Recent reports from Spain indicated that a record amount of wind was integrated into the grid. Wind supplied 53% of total demand on November 8th.

Wind already supplies 14% of Spain’s electricity on average. This compares with Ontario at 2%. Denmark is often held up as the model of wind supply, with 20% from wind. Denmark has strong links to its neighbours, including Germany, Sweden, and Norway, and can import or export up to 50% of its power, which allows them to export in high supply times. Norway in particular has a lot of hydroelectric storage, and so imports from Denmark allow them to build their water levels in the reservoirs.

Spain, by contrast, is an electricity peninsula, with only weak links to neighbouring France, and an ability to import/export less than 1/10th as much as Denmark. So how does Spain manage to have so much power from wind? It is pretty simple, really. Spain has significant amounts of hydroelectric resources, including pumped storage. When winds are high, pumps lift water to a reservoir, and release it during times of light winds or high demand. The pumped storage and hydroelectric stations provide a buffer that not only compliments wind energy, but also accomodates swings in demand.

25% of Ontario supply already comes from water power. And we already use this to accomodate swings in demand. Right now, for example, water is supplying 4800 MW in Ontario, compared to about 3000 MW last night. So accomodating a lot more wind in Ontario is already easy, with no changes in the rest of the system. We also have significant connections to New York State, Quebec (with a lot of water power storage), and smaller links to Manitoba, Minnesota and Michigan. We are far more connected than Spain.

A recent article on this provides more information.

A quote from the article: “Those that oppose wind power… say that wind is so unreliable as to be useless. They parade a vision of gas-powered power stations generating spare electricity just in case the wind suddenly drops. The reduction in carbon emissions is negligible, they claim, and the cost of installing turbines is huge.
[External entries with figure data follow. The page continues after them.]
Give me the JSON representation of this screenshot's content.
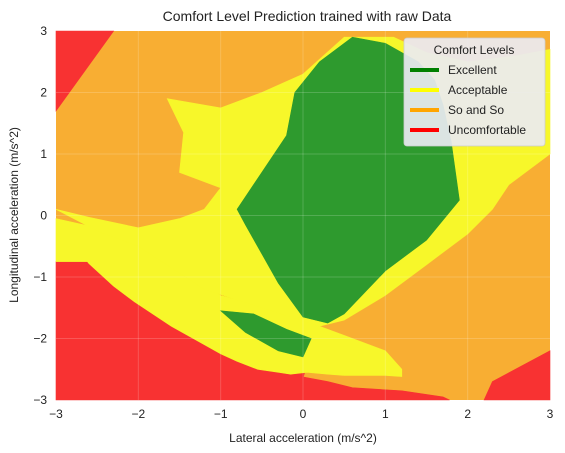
{
  "chart_data": {
    "type": "contourf",
    "title": "Comfort Level Prediction trained with raw Data",
    "xlabel": "Lateral acceleration (m/s^2)",
    "ylabel": "Longitudinal acceleration (m/s^2)",
    "xlim": [
      -3,
      3
    ],
    "ylim": [
      -3,
      3
    ],
    "xticks": [
      -3,
      -2,
      -1,
      0,
      1,
      2,
      3
    ],
    "yticks": [
      -3,
      -2,
      -1,
      0,
      1,
      2,
      3
    ],
    "xtick_labels": [
      "−3",
      "−2",
      "−1",
      "0",
      "1",
      "2",
      "3"
    ],
    "ytick_labels": [
      "−3",
      "−2",
      "−1",
      "0",
      "1",
      "2",
      "3"
    ],
    "grid": true,
    "legend": {
      "title": "Comfort Levels",
      "placement": "top-right",
      "entries": [
        {
          "label": "Excellent",
          "color": "#008000"
        },
        {
          "label": "Acceptable",
          "color": "#ffff00"
        },
        {
          "label": "So and So",
          "color": "#ffa500"
        },
        {
          "label": "Uncomfortable",
          "color": "#ff0000"
        }
      ]
    },
    "region_colors": {
      "Excellent": "#2e9a2e",
      "Acceptable": "#f7f72a",
      "So and So": "#f8ae33",
      "Uncomfortable": "#f83232"
    },
    "regions": [
      {
        "class": "Uncomfortable",
        "points": [
          [
            -3,
            3
          ],
          [
            -2.3,
            3
          ],
          [
            -3,
            1.7
          ]
        ]
      },
      {
        "class": "Uncomfortable",
        "points": [
          [
            -3,
            -0.75
          ],
          [
            -2.62,
            -0.75
          ],
          [
            -2.6,
            -0.78
          ],
          [
            -2.3,
            -1.15
          ],
          [
            -2.05,
            -1.4
          ],
          [
            -1.6,
            -1.8
          ],
          [
            -1.2,
            -2.1
          ],
          [
            -1.0,
            -2.25
          ],
          [
            -0.8,
            -2.37
          ],
          [
            -0.55,
            -2.5
          ],
          [
            -0.3,
            -2.55
          ],
          [
            -0.15,
            -2.58
          ],
          [
            -0.1,
            -2.6
          ],
          [
            0.3,
            -2.7
          ],
          [
            0.6,
            -2.8
          ],
          [
            1.2,
            -2.85
          ],
          [
            1.7,
            -2.95
          ],
          [
            1.78,
            -3.0
          ],
          [
            -3,
            -3
          ]
        ]
      },
      {
        "class": "Uncomfortable",
        "points": [
          [
            3,
            -2.2
          ],
          [
            2.3,
            -2.7
          ],
          [
            2.2,
            -3
          ],
          [
            3,
            -3
          ]
        ]
      },
      {
        "class": "Uncomfortable",
        "points": [
          [
            -1.8,
            -0.82
          ],
          [
            -1.3,
            -1.05
          ],
          [
            -0.8,
            -1.4
          ],
          [
            -0.3,
            -1.65
          ],
          [
            -0.15,
            -1.75
          ],
          [
            0.15,
            -1.95
          ],
          [
            0.1,
            -2.2
          ],
          [
            0.05,
            -2.4
          ],
          [
            0.0,
            -2.65
          ],
          [
            -0.3,
            -2.5
          ],
          [
            -0.7,
            -2.1
          ],
          [
            -1.0,
            -1.85
          ],
          [
            -1.3,
            -1.55
          ],
          [
            -1.6,
            -1.15
          ]
        ]
      },
      {
        "class": "Acceptable",
        "points": [
          [
            -3,
            -0.75
          ],
          [
            -2.62,
            -0.75
          ],
          [
            -2.6,
            -0.78
          ],
          [
            -2.3,
            -1.15
          ],
          [
            -2.05,
            -1.4
          ],
          [
            -1.6,
            -1.8
          ],
          [
            -1.2,
            -2.1
          ],
          [
            -1.0,
            -2.25
          ],
          [
            -0.8,
            -2.37
          ],
          [
            -0.55,
            -2.5
          ],
          [
            -0.3,
            -2.55
          ],
          [
            -0.15,
            -2.58
          ],
          [
            0.05,
            -2.55
          ],
          [
            0.3,
            -2.58
          ],
          [
            0.5,
            -2.6
          ],
          [
            1.0,
            -2.6
          ],
          [
            1.2,
            -2.62
          ],
          [
            1.2,
            -2.5
          ],
          [
            1.0,
            -2.2
          ],
          [
            0.5,
            -1.95
          ],
          [
            0.0,
            -1.7
          ],
          [
            -0.3,
            -1.55
          ],
          [
            -1.0,
            -1.3
          ],
          [
            -2.0,
            -0.5
          ],
          [
            -2.5,
            -0.2
          ],
          [
            -3,
            -0.05
          ]
        ]
      },
      {
        "class": "Acceptable",
        "points": [
          [
            -3,
            0.1
          ],
          [
            -2.6,
            -0.03
          ],
          [
            -2.0,
            -0.2
          ],
          [
            -1.5,
            -0.05
          ],
          [
            -1.2,
            0.1
          ],
          [
            -1.0,
            0.45
          ],
          [
            -1.5,
            0.7
          ],
          [
            -1.45,
            1.35
          ],
          [
            -1.65,
            1.9
          ],
          [
            -1.0,
            1.75
          ],
          [
            -0.5,
            2.0
          ],
          [
            0.0,
            2.3
          ],
          [
            0.5,
            2.9
          ],
          [
            1.1,
            2.9
          ],
          [
            1.5,
            2.65
          ],
          [
            2.0,
            2.5
          ],
          [
            2.6,
            2.6
          ],
          [
            3,
            2.7
          ],
          [
            3,
            1.0
          ],
          [
            2.5,
            0.5
          ],
          [
            2.3,
            0.1
          ],
          [
            2.0,
            -0.3
          ],
          [
            1.5,
            -0.8
          ],
          [
            1.0,
            -1.3
          ],
          [
            0.5,
            -1.7
          ],
          [
            0.2,
            -1.8
          ],
          [
            -0.5,
            -1.5
          ],
          [
            -1.2,
            -1.2
          ],
          [
            -2.0,
            -0.5
          ],
          [
            -2.5,
            -0.25
          ]
        ]
      },
      {
        "class": "Excellent",
        "points": [
          [
            -0.8,
            0.1
          ],
          [
            -0.5,
            0.7
          ],
          [
            -0.2,
            1.3
          ],
          [
            -0.1,
            2.0
          ],
          [
            0.2,
            2.5
          ],
          [
            0.6,
            2.9
          ],
          [
            1.0,
            2.8
          ],
          [
            1.4,
            2.5
          ],
          [
            1.6,
            2.2
          ],
          [
            1.7,
            1.8
          ],
          [
            1.8,
            1.2
          ],
          [
            1.9,
            0.25
          ],
          [
            1.5,
            -0.4
          ],
          [
            1.0,
            -0.9
          ],
          [
            0.5,
            -1.6
          ],
          [
            0.3,
            -1.75
          ],
          [
            0.0,
            -1.65
          ],
          [
            -0.3,
            -1.1
          ],
          [
            -0.7,
            -0.15
          ]
        ]
      },
      {
        "class": "Excellent",
        "points": [
          [
            -1.0,
            -1.55
          ],
          [
            -0.6,
            -1.6
          ],
          [
            -0.2,
            -1.85
          ],
          [
            0.1,
            -2.0
          ],
          [
            0.0,
            -2.3
          ],
          [
            -0.3,
            -2.2
          ],
          [
            -0.7,
            -1.9
          ]
        ]
      }
    ]
  }
}
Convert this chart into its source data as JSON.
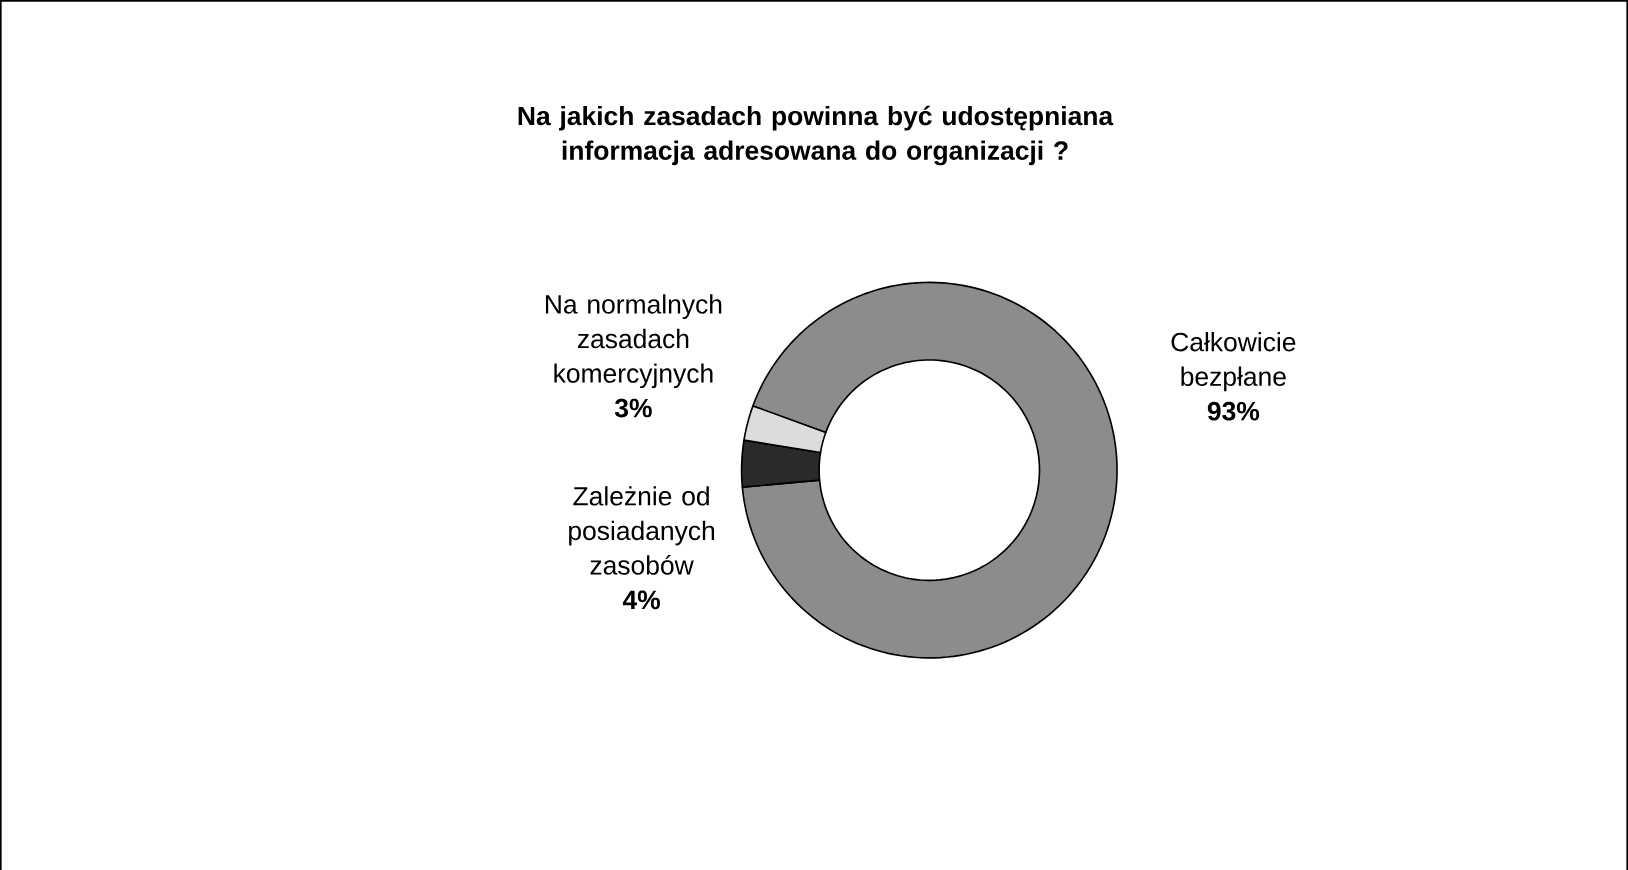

None of this is true. The Spanish case histories in this article show that good grid management can integrate very large amounts of wind energy with few problems, provided that pumped storage and hydraulic power can be used for storage and international connections enable easy export and import. Second, the carbon emissions from Spanish electricity production during the peak hours of 8/9 November are calculated by REE at about 145 grammes per kilowatt hour, about a quarter of typical UK electricity. Using wind power in large volumes substantially reduces the carbon dioxide produced in electricity generation.”

We should always draw on international experience. And that experience suggests that Ontario can go a long ways further to integrating wind into the grid.